On the day Saro-Wiwa was executed, NLNG and the banks participating on the escrow account signed an agreement. Everybody signed. The MD signed for NLNG. I was witnessing when the news broke that Saro-Wiwa had been executed. The shock in the room was palpable; representatives of Shell, Agip and Elf became apprehensive.

Two days later, President Nelson Mandela publicly called on Shell to pull out of Nigeria.

It was a serious request and Shell looked for a decent way to get out of the project. By then, we were about 10 days to two weeks away from taking the final investment decision.

One morning, I came into office and Oelermans was red-faced; very angry. I asked what the problem was and he said that the project was dead. Shell had indicated that the certificate of occupancy for the land on which the plant will be built was in the name of NNPC and therefore not acceptable.

I was shocked. I told Oelermans that I will try. So I left London that night and proceeded to Port Harcourt. I went straight to the governor’s office and had audience with him. I told him that Saro-Wiwa was executed in his state and the issue is trying to kill the LNG project.

After explaining the situation, he called the commissioner for lands and everyone involved and asked me to explain the situation to them. I did. And he directed that a new Certificate be issued before 10 am the next day.

I requested the governor to issue two certificates, one for the land belonging to NLNG and the other that belonging to NNPC.

The following day, I got the two certificates and I immediately faxed the NLNG certificate to Oelermans in London.

NLNG is Nigeria’s most successful company. It invested $2.5 billion and has reaped over $40 billion in dividends, $19 billion in Foreign Direct Investment, $32 billion from sale of feed gas, over 20,000 direct and indirect jobs, and 4 percent in GDP. And billions of dollars in taxes.

It seems, however, ironic that the Finima, its sacrificial host community has been left behind.

After 35 years of operation, the community still remains a ghetto, completely unaffected by the wealth, power and modernity of NLNG, Shell and ExxonMobil, three of its most prominent tenants.

Some lawyers believe Finima deserves compensation for its land from NLNG. Others said that the fraction of NNPC’s equity attributable to Finima land should rightfully and beneficially belong to the community, with all privileges and benefits accruable.
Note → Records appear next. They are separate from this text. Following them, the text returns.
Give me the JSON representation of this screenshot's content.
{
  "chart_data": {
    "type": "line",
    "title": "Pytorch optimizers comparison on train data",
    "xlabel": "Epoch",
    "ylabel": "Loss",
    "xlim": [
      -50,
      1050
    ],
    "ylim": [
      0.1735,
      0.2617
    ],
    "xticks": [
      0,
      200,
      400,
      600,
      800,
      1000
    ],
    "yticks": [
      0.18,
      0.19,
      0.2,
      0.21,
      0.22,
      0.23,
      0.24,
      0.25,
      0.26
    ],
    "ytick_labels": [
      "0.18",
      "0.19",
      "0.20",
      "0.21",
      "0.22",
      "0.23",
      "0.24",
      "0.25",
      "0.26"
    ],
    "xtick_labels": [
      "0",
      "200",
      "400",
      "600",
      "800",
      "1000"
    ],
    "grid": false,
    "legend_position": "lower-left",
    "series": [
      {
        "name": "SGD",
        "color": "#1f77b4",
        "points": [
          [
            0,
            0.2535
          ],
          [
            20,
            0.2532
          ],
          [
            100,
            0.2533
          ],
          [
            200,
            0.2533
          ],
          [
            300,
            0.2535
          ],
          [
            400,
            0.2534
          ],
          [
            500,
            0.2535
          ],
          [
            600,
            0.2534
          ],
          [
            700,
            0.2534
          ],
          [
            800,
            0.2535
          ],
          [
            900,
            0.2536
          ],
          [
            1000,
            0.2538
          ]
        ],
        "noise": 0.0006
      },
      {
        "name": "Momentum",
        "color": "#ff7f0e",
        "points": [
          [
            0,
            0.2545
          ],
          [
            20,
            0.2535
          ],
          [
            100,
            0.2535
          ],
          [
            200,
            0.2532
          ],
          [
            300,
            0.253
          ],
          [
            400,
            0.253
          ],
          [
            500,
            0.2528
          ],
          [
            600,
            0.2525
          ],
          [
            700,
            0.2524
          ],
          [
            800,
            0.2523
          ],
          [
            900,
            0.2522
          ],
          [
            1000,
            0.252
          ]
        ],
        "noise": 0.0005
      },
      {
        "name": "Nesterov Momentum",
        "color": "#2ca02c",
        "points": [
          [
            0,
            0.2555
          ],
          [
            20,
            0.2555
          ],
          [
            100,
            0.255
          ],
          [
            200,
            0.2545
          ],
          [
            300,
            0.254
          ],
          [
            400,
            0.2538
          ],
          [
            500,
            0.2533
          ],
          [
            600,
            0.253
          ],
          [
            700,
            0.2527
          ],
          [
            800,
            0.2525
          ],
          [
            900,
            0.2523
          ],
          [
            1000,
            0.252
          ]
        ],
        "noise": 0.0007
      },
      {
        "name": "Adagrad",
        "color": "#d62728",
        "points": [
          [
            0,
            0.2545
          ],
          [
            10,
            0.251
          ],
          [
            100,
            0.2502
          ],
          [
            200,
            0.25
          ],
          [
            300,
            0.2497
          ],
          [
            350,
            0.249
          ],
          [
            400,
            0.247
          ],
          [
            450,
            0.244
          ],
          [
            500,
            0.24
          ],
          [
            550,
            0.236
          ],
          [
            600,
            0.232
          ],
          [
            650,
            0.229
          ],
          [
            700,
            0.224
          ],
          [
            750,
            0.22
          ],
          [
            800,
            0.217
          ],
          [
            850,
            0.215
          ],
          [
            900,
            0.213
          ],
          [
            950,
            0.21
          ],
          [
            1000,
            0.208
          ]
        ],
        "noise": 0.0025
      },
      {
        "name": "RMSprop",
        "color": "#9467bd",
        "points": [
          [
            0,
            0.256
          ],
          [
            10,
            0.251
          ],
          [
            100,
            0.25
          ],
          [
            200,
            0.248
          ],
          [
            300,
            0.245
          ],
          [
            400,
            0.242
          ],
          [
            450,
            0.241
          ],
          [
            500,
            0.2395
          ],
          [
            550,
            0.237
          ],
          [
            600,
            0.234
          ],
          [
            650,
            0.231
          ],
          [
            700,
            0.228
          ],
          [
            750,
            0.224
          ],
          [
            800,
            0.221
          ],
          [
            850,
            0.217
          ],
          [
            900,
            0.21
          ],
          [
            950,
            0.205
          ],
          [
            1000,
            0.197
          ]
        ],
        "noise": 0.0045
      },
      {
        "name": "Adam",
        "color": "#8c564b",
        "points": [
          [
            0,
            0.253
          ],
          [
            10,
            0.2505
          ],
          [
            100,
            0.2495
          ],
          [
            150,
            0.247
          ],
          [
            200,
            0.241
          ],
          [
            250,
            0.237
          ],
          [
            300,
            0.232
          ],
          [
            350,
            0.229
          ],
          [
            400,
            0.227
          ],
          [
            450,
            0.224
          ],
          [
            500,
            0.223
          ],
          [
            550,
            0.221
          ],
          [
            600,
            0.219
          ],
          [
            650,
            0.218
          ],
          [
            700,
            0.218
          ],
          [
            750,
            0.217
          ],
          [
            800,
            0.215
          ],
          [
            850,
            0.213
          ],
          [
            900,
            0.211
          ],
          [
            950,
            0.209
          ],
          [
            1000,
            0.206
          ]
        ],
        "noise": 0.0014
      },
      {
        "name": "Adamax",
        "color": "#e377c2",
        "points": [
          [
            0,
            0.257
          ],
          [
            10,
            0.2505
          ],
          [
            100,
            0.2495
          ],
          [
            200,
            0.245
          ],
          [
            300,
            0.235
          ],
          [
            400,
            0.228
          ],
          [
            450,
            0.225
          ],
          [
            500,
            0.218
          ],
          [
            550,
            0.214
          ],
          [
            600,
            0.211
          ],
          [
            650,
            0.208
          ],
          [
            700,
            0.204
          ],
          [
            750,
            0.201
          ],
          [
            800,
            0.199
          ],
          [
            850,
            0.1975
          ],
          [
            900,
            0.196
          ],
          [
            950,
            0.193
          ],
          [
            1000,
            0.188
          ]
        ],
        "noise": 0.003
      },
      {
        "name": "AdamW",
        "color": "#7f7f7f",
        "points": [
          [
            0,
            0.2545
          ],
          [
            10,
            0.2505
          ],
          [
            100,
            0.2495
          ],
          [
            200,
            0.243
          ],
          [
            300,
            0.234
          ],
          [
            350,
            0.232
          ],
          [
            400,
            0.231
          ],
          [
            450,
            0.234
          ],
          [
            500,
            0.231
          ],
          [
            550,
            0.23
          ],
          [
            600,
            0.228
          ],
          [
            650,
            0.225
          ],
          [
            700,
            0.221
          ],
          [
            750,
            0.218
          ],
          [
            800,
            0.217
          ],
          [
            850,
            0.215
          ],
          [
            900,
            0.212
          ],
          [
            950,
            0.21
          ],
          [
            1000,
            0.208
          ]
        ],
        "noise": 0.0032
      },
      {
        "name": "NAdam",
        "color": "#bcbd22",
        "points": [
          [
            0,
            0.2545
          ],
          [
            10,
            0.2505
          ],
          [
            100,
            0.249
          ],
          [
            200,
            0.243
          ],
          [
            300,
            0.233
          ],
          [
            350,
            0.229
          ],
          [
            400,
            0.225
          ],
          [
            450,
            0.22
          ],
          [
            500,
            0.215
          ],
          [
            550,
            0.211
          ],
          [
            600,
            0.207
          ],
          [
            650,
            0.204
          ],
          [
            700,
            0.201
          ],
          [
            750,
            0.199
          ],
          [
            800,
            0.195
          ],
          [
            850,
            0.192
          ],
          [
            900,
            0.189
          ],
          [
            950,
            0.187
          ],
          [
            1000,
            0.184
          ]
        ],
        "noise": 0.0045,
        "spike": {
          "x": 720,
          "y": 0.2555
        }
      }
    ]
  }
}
The status of NLNG, a private company, that is accorded the privileges of a public company presents everyone with a legal and moral dilemma.

But no one is confused about the poverty and neglect of this host of all the big oil majors. The plight of Finima people is a crying shame. It has suffered for 70 unmitigated years for its unrequited love to Nigeria and NLNG.

— Ifeanyi Igwebike Mbanefo, former spokesman for NLNG, is the author of a widely acclaimed book, The Story of Nigeria LNG Limited. He currently lives in Canada.